If we consider the overall $$E(h,f)$$ error as the average of the pointwise error, we have:

in-sample error: $$!E_{in}(h) = \frac{1}{N}\sum_{n=1}^{N}{\mathrm{e}(h(\mathbf{x}_n), f(\mathbf{x}_n))}$$

out-of-sample error: $$!E_{out}(h) = \mathbb{E}_\mathbf{x}[\mathrm{e}(h(\mathbf{x}), f(\mathbf{x}))]$$

But how do we measure the error? The error measure should be specified by the user. However such thing isn’t always possible. So often we take alternatives that are:

- Plausible, meaning the measure makes sense or at least intuitively correct. For example the squared error is equivalent to Gaussian noise.
- Friendly, meaning it is convex so that the learning algorithm can work effectively, or it may even have a closed-form solution just like the squared error.

With the error measure defined, we then can have a learning algorithm to pick $$g$$ out of $$H$$.
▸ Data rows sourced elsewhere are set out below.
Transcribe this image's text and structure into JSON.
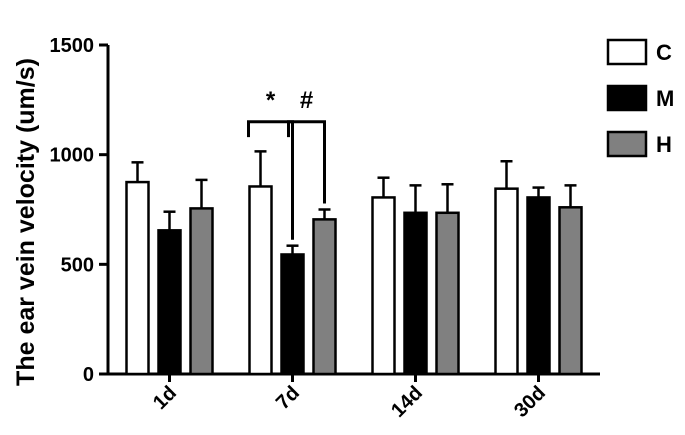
{
  "chart_data": {
    "type": "bar",
    "categories": [
      "1d",
      "7d",
      "14d",
      "30d"
    ],
    "series": [
      {
        "name": "C",
        "values": [
          875,
          855,
          805,
          845
        ],
        "errors": [
          90,
          160,
          90,
          125
        ],
        "color": "#ffffff"
      },
      {
        "name": "M",
        "values": [
          655,
          545,
          735,
          805
        ],
        "errors": [
          85,
          40,
          125,
          45
        ],
        "color": "#000000"
      },
      {
        "name": "H",
        "values": [
          755,
          705,
          735,
          760
        ],
        "errors": [
          130,
          45,
          130,
          100
        ],
        "color": "#808080"
      }
    ],
    "ylabel": "The ear vein velocity (um/s)",
    "xlabel": "",
    "ylim": [
      0,
      1500
    ],
    "yticks": [
      0,
      500,
      1000,
      1500
    ],
    "legend": "top-right",
    "grid": false,
    "annotations": [
      {
        "category": "7d",
        "from": "C",
        "to": "M",
        "label": "*"
      },
      {
        "category": "7d",
        "from": "M",
        "to": "H",
        "label": "#"
      }
    ]
  }
}
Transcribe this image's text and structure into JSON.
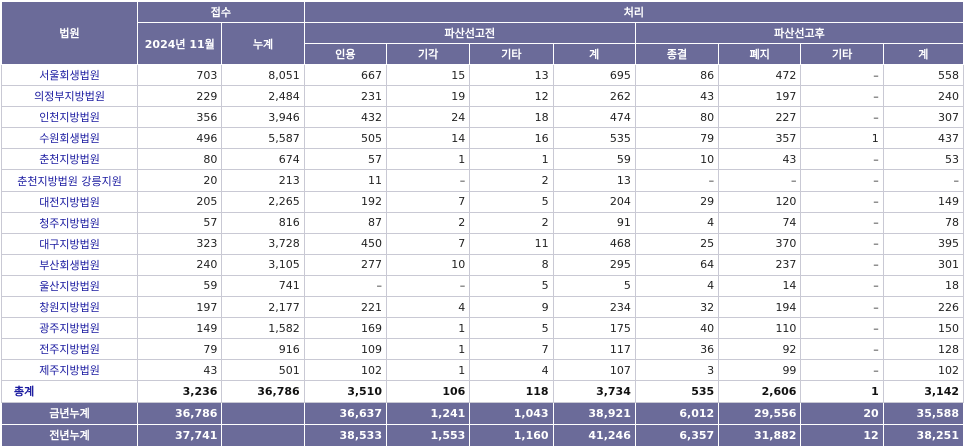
{
  "headers": {
    "court": "법원",
    "receipt": "접수",
    "month": "2024년 11월",
    "cumulative": "누계",
    "processing": "처리",
    "before": "파산선고전",
    "after": "파산선고후",
    "sub": [
      "인용",
      "기각",
      "기타",
      "계",
      "종결",
      "폐지",
      "기타",
      "계"
    ]
  },
  "rows": [
    [
      "서울회생법원",
      "703",
      "8,051",
      "667",
      "15",
      "13",
      "695",
      "86",
      "472",
      "–",
      "558"
    ],
    [
      "의정부지방법원",
      "229",
      "2,484",
      "231",
      "19",
      "12",
      "262",
      "43",
      "197",
      "–",
      "240"
    ],
    [
      "인천지방법원",
      "356",
      "3,946",
      "432",
      "24",
      "18",
      "474",
      "80",
      "227",
      "–",
      "307"
    ],
    [
      "수원회생법원",
      "496",
      "5,587",
      "505",
      "14",
      "16",
      "535",
      "79",
      "357",
      "1",
      "437"
    ],
    [
      "춘천지방법원",
      "80",
      "674",
      "57",
      "1",
      "1",
      "59",
      "10",
      "43",
      "–",
      "53"
    ],
    [
      "춘천지방법원 강릉지원",
      "20",
      "213",
      "11",
      "–",
      "2",
      "13",
      "–",
      "–",
      "–",
      "–"
    ],
    [
      "대전지방법원",
      "205",
      "2,265",
      "192",
      "7",
      "5",
      "204",
      "29",
      "120",
      "–",
      "149"
    ],
    [
      "청주지방법원",
      "57",
      "816",
      "87",
      "2",
      "2",
      "91",
      "4",
      "74",
      "–",
      "78"
    ],
    [
      "대구지방법원",
      "323",
      "3,728",
      "450",
      "7",
      "11",
      "468",
      "25",
      "370",
      "–",
      "395"
    ],
    [
      "부산회생법원",
      "240",
      "3,105",
      "277",
      "10",
      "8",
      "295",
      "64",
      "237",
      "–",
      "301"
    ],
    [
      "울산지방법원",
      "59",
      "741",
      "–",
      "–",
      "5",
      "5",
      "4",
      "14",
      "–",
      "18"
    ],
    [
      "창원지방법원",
      "197",
      "2,177",
      "221",
      "4",
      "9",
      "234",
      "32",
      "194",
      "–",
      "226"
    ],
    [
      "광주지방법원",
      "149",
      "1,582",
      "169",
      "1",
      "5",
      "175",
      "40",
      "110",
      "–",
      "150"
    ],
    [
      "전주지방법원",
      "79",
      "916",
      "109",
      "1",
      "7",
      "117",
      "36",
      "92",
      "–",
      "128"
    ],
    [
      "제주지방법원",
      "43",
      "501",
      "102",
      "1",
      "4",
      "107",
      "3",
      "99",
      "–",
      "102"
    ]
  ],
  "total": [
    "총계",
    "3,236",
    "36,786",
    "3,510",
    "106",
    "118",
    "3,734",
    "535",
    "2,606",
    "1",
    "3,142"
  ],
  "this_year": [
    "금년누계",
    "36,786",
    "",
    "36,637",
    "1,241",
    "1,043",
    "38,921",
    "6,012",
    "29,556",
    "20",
    "35,588"
  ],
  "last_year": [
    "전년누계",
    "37,741",
    "",
    "38,533",
    "1,553",
    "1,160",
    "41,246",
    "6,357",
    "31,882",
    "12",
    "38,251"
  ]
}
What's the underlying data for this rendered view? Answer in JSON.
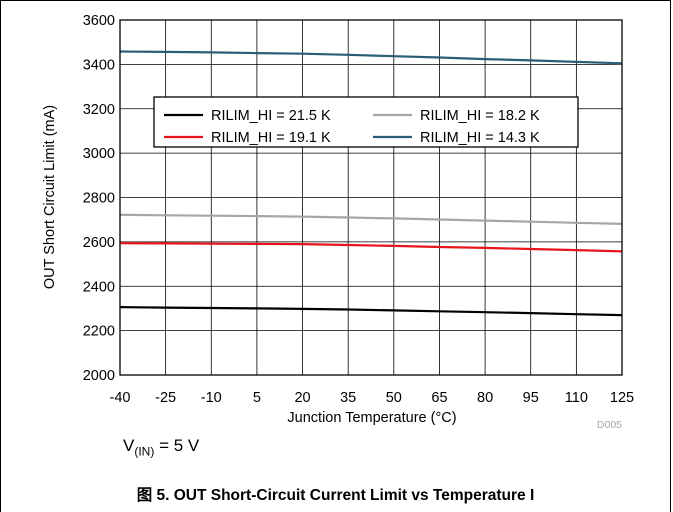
{
  "chart_data": {
    "type": "line",
    "xlabel": "Junction Temperature (°C)",
    "ylabel": "OUT Short Circuit Limit (mA)",
    "x_ticks": [
      -40,
      -25,
      -10,
      5,
      20,
      35,
      50,
      65,
      80,
      95,
      110,
      125
    ],
    "y_ticks": [
      2000,
      2200,
      2400,
      2600,
      2800,
      3000,
      3200,
      3400,
      3600
    ],
    "xlim": [
      -40,
      125
    ],
    "ylim": [
      2000,
      3600
    ],
    "grid": true,
    "legend_position": "upper-center",
    "series": [
      {
        "name": "RILIM_HI = 21.5 K",
        "color": "#000000",
        "x": [
          -40,
          -25,
          -10,
          5,
          20,
          35,
          50,
          65,
          80,
          95,
          110,
          125
        ],
        "y": [
          2306,
          2304,
          2302,
          2300,
          2298,
          2295,
          2291,
          2287,
          2283,
          2279,
          2274,
          2270
        ]
      },
      {
        "name": "RILIM_HI = 18.2 K",
        "color": "#a6a6a6",
        "x": [
          -40,
          -25,
          -10,
          5,
          20,
          35,
          50,
          65,
          80,
          95,
          110,
          125
        ],
        "y": [
          2722,
          2720,
          2718,
          2716,
          2714,
          2710,
          2706,
          2701,
          2696,
          2691,
          2686,
          2681
        ]
      },
      {
        "name": "RILIM_HI = 19.1 K",
        "color": "#e8141b",
        "x": [
          -40,
          -25,
          -10,
          5,
          20,
          35,
          50,
          65,
          80,
          95,
          110,
          125
        ],
        "y": [
          2594,
          2593,
          2592,
          2591,
          2590,
          2586,
          2582,
          2577,
          2573,
          2568,
          2563,
          2557
        ]
      },
      {
        "name": "RILIM_HI = 14.3 K",
        "color": "#2a5d78",
        "x": [
          -40,
          -25,
          -10,
          5,
          20,
          35,
          50,
          65,
          80,
          95,
          110,
          125
        ],
        "y": [
          3458,
          3456,
          3454,
          3451,
          3448,
          3443,
          3437,
          3431,
          3424,
          3418,
          3411,
          3405
        ]
      }
    ]
  },
  "watermark": "D005",
  "condition": {
    "prefix": "V",
    "subscript": "(IN)",
    "suffix": " = 5 V"
  },
  "caption": "图 5. OUT Short-Circuit Current Limit vs Temperature I"
}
Now, let’s reconsider about target function – is it really a function? No, because very possible that two identical input may have different output. So instead, we have a “target distribution”: $$!P(y|\mathbf{x})$$ Each point is generated from the joint distribution of $$!P(\mathbf{x})P(y|\mathbf{x})$$

And the “noisy target” can be seen as a combination of a deterministic target: $$!f(\mathbf{x}) = \mathbb{E}(y|\mathbf{x})$$ plus the noise: $$!y-f(\mathbf{x})$$

Finally, the learning diagram shall look like this:

At this point, we know:

Learning is feasible. It is likely that $$!E_{in}(g) \approx E_{out}(g)$$

What we are trying to achieve is that $$g \approx f$$, or equivalently $$!E_{out}(g) \approx 0$$

So learning is split into 2 goals that have to be achieved at the same time:

- $$E_{in}(g)$$ must be close to $$E_{out}(g)$$.
- $$E_{in}(g)$$ must be small enough.

This leads to the following topics, where the model complexity will play a big role affecting both. The trade-off lies that the more complex a model is, the smaller $$E_{in}(g)$$ will be and at the same time it loses its ability to track $$E_{out}(g)$$.